Michaił Stiepanowicz wstydził się swego przewinienia. Wstydził się, uważając je w gruncie za śmieszne. Było w nim coś „starorieżymnego”, coś, na co nie mogłem patrzeć bez wzruszenia i rozczulenia: jakiś szczątkowy i anachroniczny już nałóg uważania więzienia za formę godziwego wymiaru kary, a skazańców za rzeczywistych przestępców. W jego umyśle nie mieścił się fakt, że człowiek niewinny może być pozbawiony wolności. Powoli więc uwierzył w swoją winę, a przynajmniej udawał, że w nią wierzy, opowiadając godzinami, jak przejął się bezwiednie swoją rolą i jak szarżą aktorską zniekształcił ogólną tendencję filmu. Nie było innego sposobu, jak tylko słuchać go na serio i współczuć jego tragicznej omyłce. Na szczęście Michaił Stiepanowicz wrócił szybko do zdrowia i na dwa dni przed wypisaniem ze szpitala deklamował nam już, stojąc na środku sali w teatralnie rycerskiej pozie i w chałacie szpitalnym narzuconym na bieliznę, wiersze Puszkina, którego uwielbiał. Pamiętam tylko jedną linijkę z Pieśni o Olegu, powtarzał ją bowiem bardzo często, akcentując każde słowo z dramatycznym przejęciem:
„Skaży-ka kudiesnik, lubimiec Bogów, czto słuczitsia w żyzni so mnoju…”

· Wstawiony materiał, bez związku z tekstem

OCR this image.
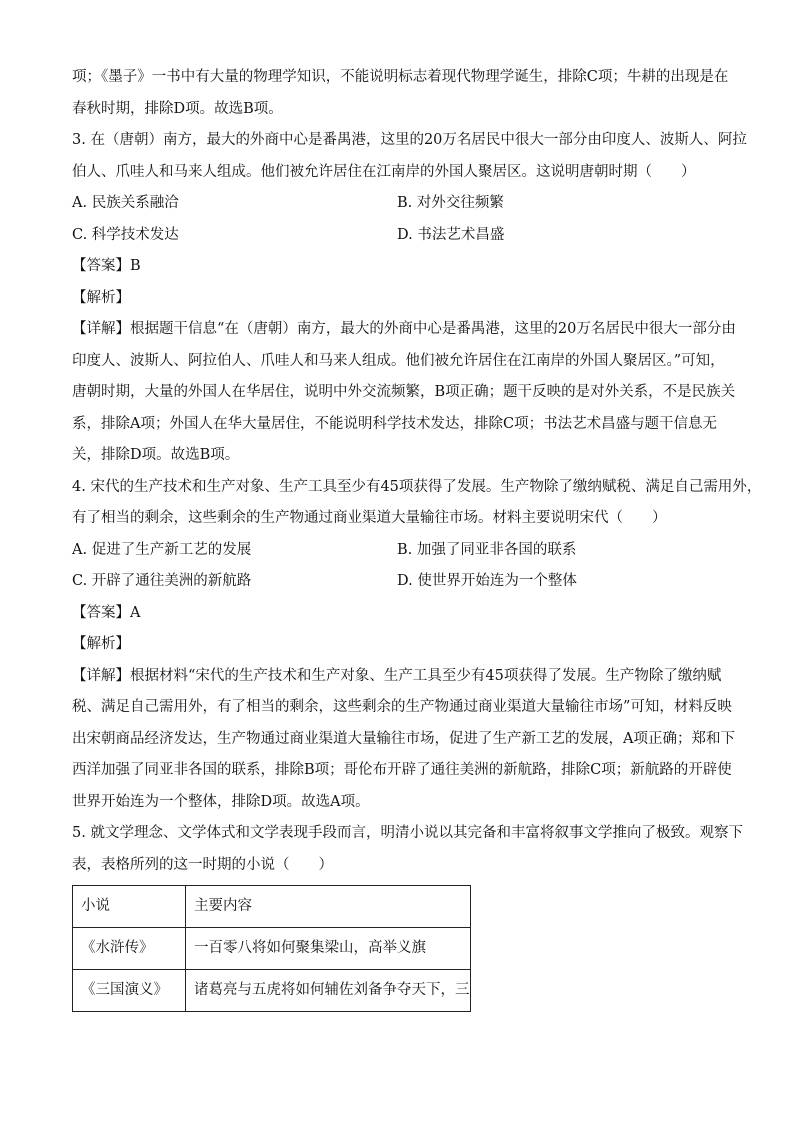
项；《墨子》一书中有大量的物理学知识，不能说明标志着现代物理学诞生，排除C项；牛耕的出现是在
春秋时期，排除D项。故选B项。
3. 在（唐朝）南方，最大的外商中心是番禺港，这里的20万名居民中很大一部分由印度人、波斯人、阿拉
伯人、爪哇人和马来人组成。他们被允许居住在江南岸的外国人聚居区。这说明唐朝时期（　　）
A. 民族关系融洽	B. 对外交往频繁
C. 科学技术发达	D. 书法艺术昌盛
【答案】B
【解析】
【详解】根据题干信息“在（唐朝）南方，最大的外商中心是番禺港，这里的20万名居民中很大一部分由
印度人、波斯人、阿拉伯人、爪哇人和马来人组成。他们被允许居住在江南岸的外国人聚居区。”可知，
唐朝时期，大量的外国人在华居住，说明中外交流频繁，B项正确；题干反映的是对外关系，不是民族关
系，排除A项；外国人在华大量居住，不能说明科学技术发达，排除C项；书法艺术昌盛与题干信息无
关，排除D项。故选B项。
4. 宋代的生产技术和生产对象、生产工具至少有45项获得了发展。生产物除了缴纳赋税、满足自己需用外，
有了相当的剩余，这些剩余的生产物通过商业渠道大量输往市场。材料主要说明宋代（　　）
A. 促进了生产新工艺的发展	B. 加强了同亚非各国的联系
C. 开辟了通往美洲的新航路	D. 使世界开始连为一个整体
【答案】A
【解析】
【详解】根据材料“宋代的生产技术和生产对象、生产工具至少有45项获得了发展。生产物除了缴纳赋
税、满足自己需用外，有了相当的剩余，这些剩余的生产物通过商业渠道大量输往市场”可知，材料反映
出宋朝商品经济发达，生产物通过商业渠道大量输往市场，促进了生产新工艺的发展，A项正确；郑和下
西洋加强了同亚非各国的联系，排除B项；哥伦布开辟了通往美洲的新航路，排除C项；新航路的开辟使
世界开始连为一个整体，排除D项。故选A项。
5. 就文学理念、文学体式和文学表现手段而言，明清小说以其完备和丰富将叙事文学推向了极致。观察下
表，表格所列的这一时期的小说（　　）
小说	主要内容
《水浒传》	一百零八将如何聚集梁山，高举义旗
《三国演义》	诸葛亮与五虎将如何辅佐刘备争夺天下，三
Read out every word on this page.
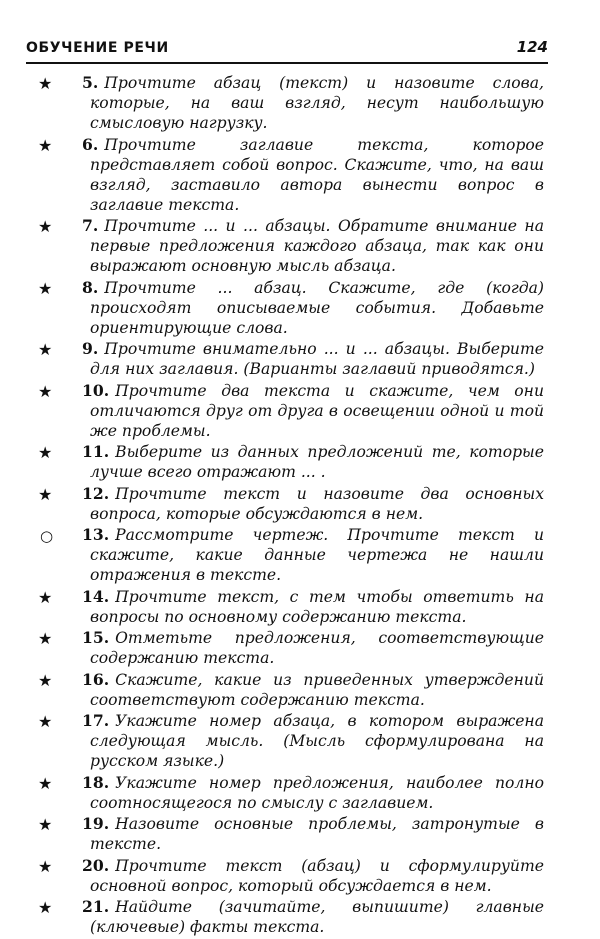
ОБУЧЕНИЕ РЕЧИ	124
★	5. Прочтите абзац (текст) и назовите слова, которые, на ваш взгляд, несут наибольшую смысловую нагрузку.
★	6. Прочтите заглавие текста, которое представляет собой вопрос. Скажите, что, на ваш взгляд, заставило автора вынести вопрос в заглавие текста.
★	7. Прочтите ... и ... абзацы. Обратите внимание на первые предложения каждого абзаца, так как они выражают основную мысль абзаца.
★	8. Прочтите ... абзац. Скажите, где (когда) происходят описываемые события. Добавьте ориентирующие слова.
★	9. Прочтите внимательно ... и ... абзацы. Выберите для них заглавия. (Варианты заглавий приводятся.)
★	10. Прочтите два текста и скажите, чем они отличаются друг от друга в освещении одной и той же проблемы.
★	11. Выберите из данных предложений те, которые лучше всего отражают ... .
★	12. Прочтите текст и назовите два основных вопроса, которые обсуждаются в нем.
○	13. Рассмотрите чертеж. Прочтите текст и скажите, какие данные чертежа не нашли отражения в тексте.
★	14. Прочтите текст, с тем чтобы ответить на вопросы по основному содержанию текста.
★	15. Отметьте предложения, соответствующие содержанию текста.
★	16. Скажите, какие из приведенных утверждений соответствуют содержанию текста.
★	17. Укажите номер абзаца, в котором выражена следующая мысль. (Мысль сформулирована на русском языке.)
★	18. Укажите номер предложения, наиболее полно соотносящегося по смыслу с заглавием.
★	19. Назовите основные проблемы, затронутые в тексте.
★	20. Прочтите текст (абзац) и сформулируйте основной вопрос, который обсуждается в нем.
★	21. Найдите (зачитайте, выпишите) главные (ключевые) факты текста.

Mój drugi sąsiad, Niemiec S., był znacznie bardziej milczący, choćby dlatego, że mówił bardzo słabo po rosyjsku. Mimo że nie był komunistą, przyjechał w roku 1934 do Baku jako inżynier wiertniczy w ramach umowy, wypożyczającej Rosji „speców” od różnych gałęzi przemysłu. Aresztowano go w roku 1937 pod zarzutem szpiegostwa. Wśród wszystkich moich znajomych więźniów w obozie, oskarżonych o najbardziej nieprawdopodobne zbrodnie, S. był jedynym człowiekiem, w którego przestępstwo gotów byłem uwierzyć. Istnieją ludzie, zwracający na siebie uwagę i budzący podejrzenia samym swoim wyglądem i zachowaniem się – S. należał do nich. W bladej, zniszczonej więzieniem i chorobą twarzy płonęły niesamowitym blaskiem oczy, w których poza pogardą dla otoczenia wyczytać można było przenikliwą inteligencję ogara. Wąskie, zaciśnięte konwulsyjnie usta wyrażały nienawiść, okrucieństwo i drapieżność schwytanego zwierzęcia. Zadawał wszystkim krótkie pytania, trafiające natychmiast w sedno rzeczy, i po paru dniach byłem pewny, że wie o nas więcej niż Trzeci Oddział. Do Michaiła Stiepanowicza odnosił się z nie ukrywanym lekceważeniem i niejednokrotnie ledwie powstrzymywał wściekłość, słuchając jego naiwnych opowieści o nieszczęsnym filmie; Gott, wie gross ist dein Tiergarten – szepnął raz do siebie, wznosząc wychudłe ręce ku niebu.
S. chory był na pelagrę i leżał w szpitalu od dwóch miesięcy, ale jestem pewien, że gdyby nie układ sowiecko-niemiecki i fakt, że nie był przecież Niemcem urodzonym w Rosji, lecz (nominalnie przynajmniej) obywatelem niemieckim – już dawno by nie żył. Kiedyś, nachyliwszy się do mnie, powiedział mi na ucho: „Za pół roku wybuchnie wojna i ci dranie zapłacą nareszcie za wszystko”.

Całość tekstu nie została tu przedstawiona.